Filemón - 1 Pedro
Filemón - 1 Pedro Capítulo 1-2
 
Filemón
 

Capítulo 1

 
 
1PABLO, prisionero de Jesucristo, y el hermano Timoteo, á Filemón amado, y coadjutor nuestro;
2Y á la amada Apphia, y á Archîpo, compañero de nuestra milicia, y á la iglesia que está en tu casa:

3Gracia á vosotros y paz de Dios nuestro Padre, y del Señor Jesucristo.

4Doy gracias á mi Dios, haciendo siempre memoria de ti en mis oraciones.

5Oyendo tu caridad, y la fe que tienes en el Señor Jesús, y para con todos los santos;

6Para que la comunicación de tu fe sea eficaz, en el conocimiento de todo el bien que está en vosotros, por Cristo Jesús.

7Porque tenemos gran gozo y consolación de tu caridad, de que por ti, oh hermano, han sido recreadas las entrañas de los santos.

8Por lo cual, aunque tengo mucha resolución en Cristo para mandarte lo que conviene,

9Ruégo te más bien por amor, siendo tal cual soy, Pablo viejo, y aun ahora prisionero de Jesucristo:

10Ruégote por mi hijo Onésimo, que he engendrado en mis prisiones,

11El cual en otro tiempo te fué inútil, mas ahora á ti y á mí es útil;

12El cual te vuelvo á enviar; tu pues, recíbele como á mis entrañas.

13Yo quisiera detenerle conmigo, para que en lugar de ti me sirviese en las prisiones del evangelio;

14Mas nada quise hacer sin tu consejo, porque tu beneficio no fuese como de necesidad, sino voluntario.

15Porque acaso por esto se ha apartado de ti por algún tiempo, para que le recibieses para siempre;

16No ya como siervo, antes más que siervo, como hermano amado, mayormente de mí, pero cuánto más de ti, en la carne y en el Señor.

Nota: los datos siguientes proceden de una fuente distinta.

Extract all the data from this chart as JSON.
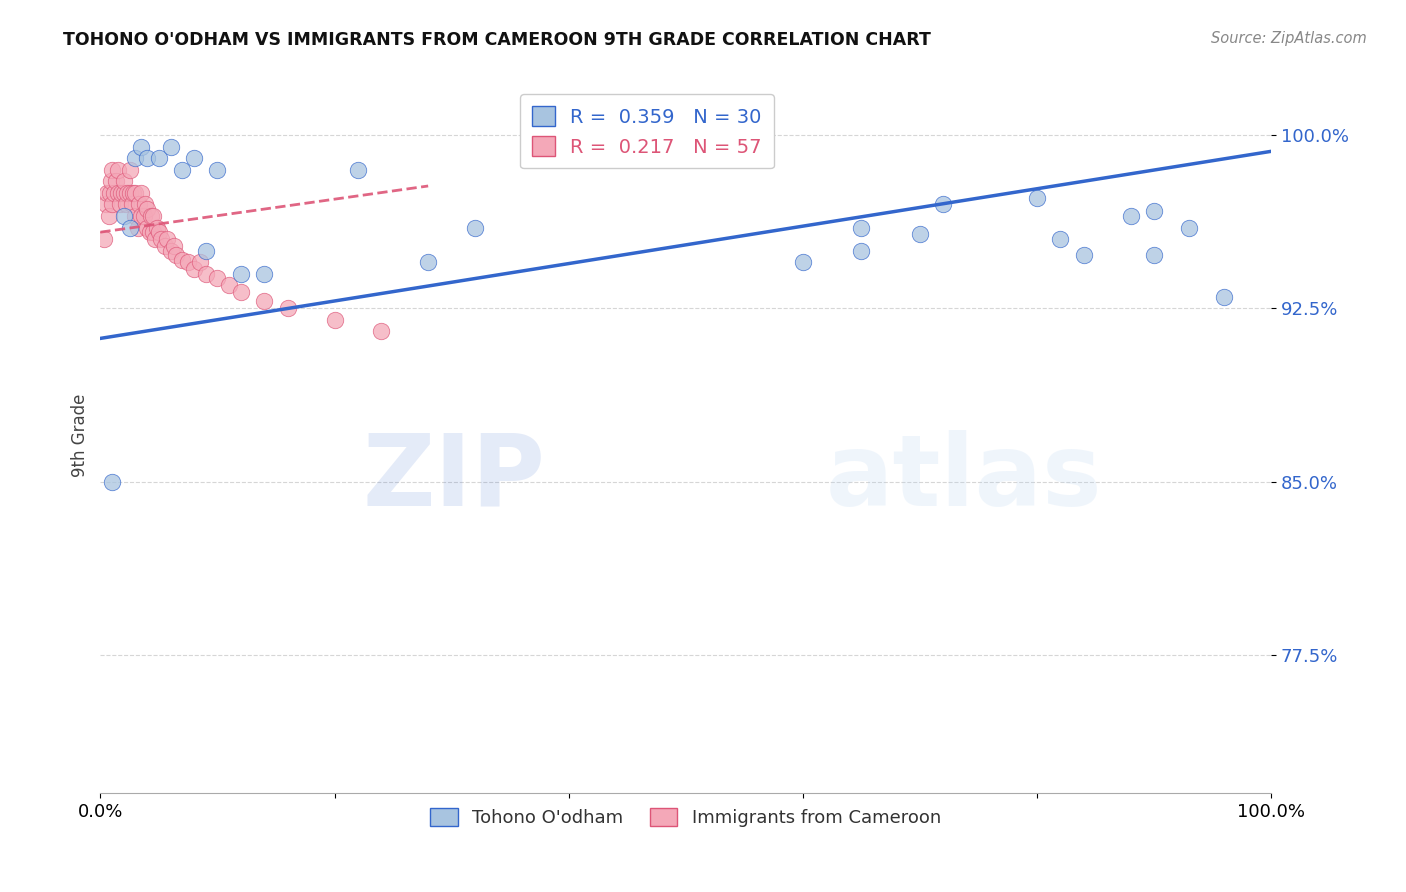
{
  "title": "TOHONO O'ODHAM VS IMMIGRANTS FROM CAMEROON 9TH GRADE CORRELATION CHART",
  "source": "Source: ZipAtlas.com",
  "ylabel": "9th Grade",
  "xlim": [
    0.0,
    1.0
  ],
  "ylim": [
    0.715,
    1.025
  ],
  "yticks": [
    0.775,
    0.85,
    0.925,
    1.0
  ],
  "ytick_labels": [
    "77.5%",
    "85.0%",
    "92.5%",
    "100.0%"
  ],
  "xticks": [
    0.0,
    0.2,
    0.4,
    0.6,
    0.8,
    1.0
  ],
  "xtick_labels": [
    "0.0%",
    "",
    "",
    "",
    "",
    "100.0%"
  ],
  "blue_R": 0.359,
  "blue_N": 30,
  "pink_R": 0.217,
  "pink_N": 57,
  "blue_color": "#A8C4E0",
  "pink_color": "#F4A8B8",
  "blue_line_color": "#3366CC",
  "pink_line_color": "#DD5577",
  "legend_blue_label": "Tohono O'odham",
  "legend_pink_label": "Immigrants from Cameroon",
  "watermark_zip": "ZIP",
  "watermark_atlas": "atlas",
  "blue_x": [
    0.01,
    0.02,
    0.025,
    0.03,
    0.035,
    0.04,
    0.05,
    0.06,
    0.07,
    0.08,
    0.09,
    0.1,
    0.12,
    0.14,
    0.22,
    0.28,
    0.32,
    0.6,
    0.65,
    0.65,
    0.7,
    0.72,
    0.8,
    0.82,
    0.84,
    0.88,
    0.9,
    0.9,
    0.93,
    0.96
  ],
  "blue_y": [
    0.85,
    0.965,
    0.96,
    0.99,
    0.995,
    0.99,
    0.99,
    0.995,
    0.985,
    0.99,
    0.95,
    0.985,
    0.94,
    0.94,
    0.985,
    0.945,
    0.96,
    0.945,
    0.96,
    0.95,
    0.957,
    0.97,
    0.973,
    0.955,
    0.948,
    0.965,
    0.967,
    0.948,
    0.96,
    0.93
  ],
  "pink_x": [
    0.003,
    0.005,
    0.006,
    0.007,
    0.008,
    0.009,
    0.01,
    0.01,
    0.012,
    0.013,
    0.015,
    0.015,
    0.017,
    0.018,
    0.02,
    0.02,
    0.022,
    0.023,
    0.025,
    0.025,
    0.027,
    0.028,
    0.03,
    0.03,
    0.032,
    0.033,
    0.035,
    0.035,
    0.037,
    0.038,
    0.04,
    0.04,
    0.042,
    0.043,
    0.045,
    0.045,
    0.047,
    0.048,
    0.05,
    0.052,
    0.055,
    0.057,
    0.06,
    0.063,
    0.065,
    0.07,
    0.075,
    0.08,
    0.085,
    0.09,
    0.1,
    0.11,
    0.12,
    0.14,
    0.16,
    0.2,
    0.24
  ],
  "pink_y": [
    0.955,
    0.97,
    0.975,
    0.965,
    0.975,
    0.98,
    0.97,
    0.985,
    0.975,
    0.98,
    0.975,
    0.985,
    0.97,
    0.975,
    0.975,
    0.98,
    0.97,
    0.975,
    0.975,
    0.985,
    0.97,
    0.975,
    0.965,
    0.975,
    0.96,
    0.97,
    0.965,
    0.975,
    0.965,
    0.97,
    0.96,
    0.968,
    0.958,
    0.965,
    0.958,
    0.965,
    0.955,
    0.96,
    0.958,
    0.955,
    0.952,
    0.955,
    0.95,
    0.952,
    0.948,
    0.946,
    0.945,
    0.942,
    0.945,
    0.94,
    0.938,
    0.935,
    0.932,
    0.928,
    0.925,
    0.92,
    0.915
  ],
  "blue_line_x0": 0.0,
  "blue_line_x1": 1.0,
  "blue_line_y0": 0.912,
  "blue_line_y1": 0.993,
  "pink_line_x0": 0.0,
  "pink_line_x1": 0.28,
  "pink_line_y0": 0.958,
  "pink_line_y1": 0.978
}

17Así que, si me tienes por compañero, recíbele como á mi.

18Y si en algo te dañó, ó te debe, ponlo á mi cuenta.

19Yo Pablo lo escribí de mi mano, yo lo pagaré: por no decirte que aun á ti mismo te me debes demás.

20Sí, hermano, góceme yo de ti en el Señor; recrea mis entrañas en el Señor.

21Te he escrito confiando en tu obediencia, sabiendo que aun harás más de lo que digo.

22Y asimismo prepárame también alojamiento; porque espero que por vuestras oraciones os tengo de ser concedido.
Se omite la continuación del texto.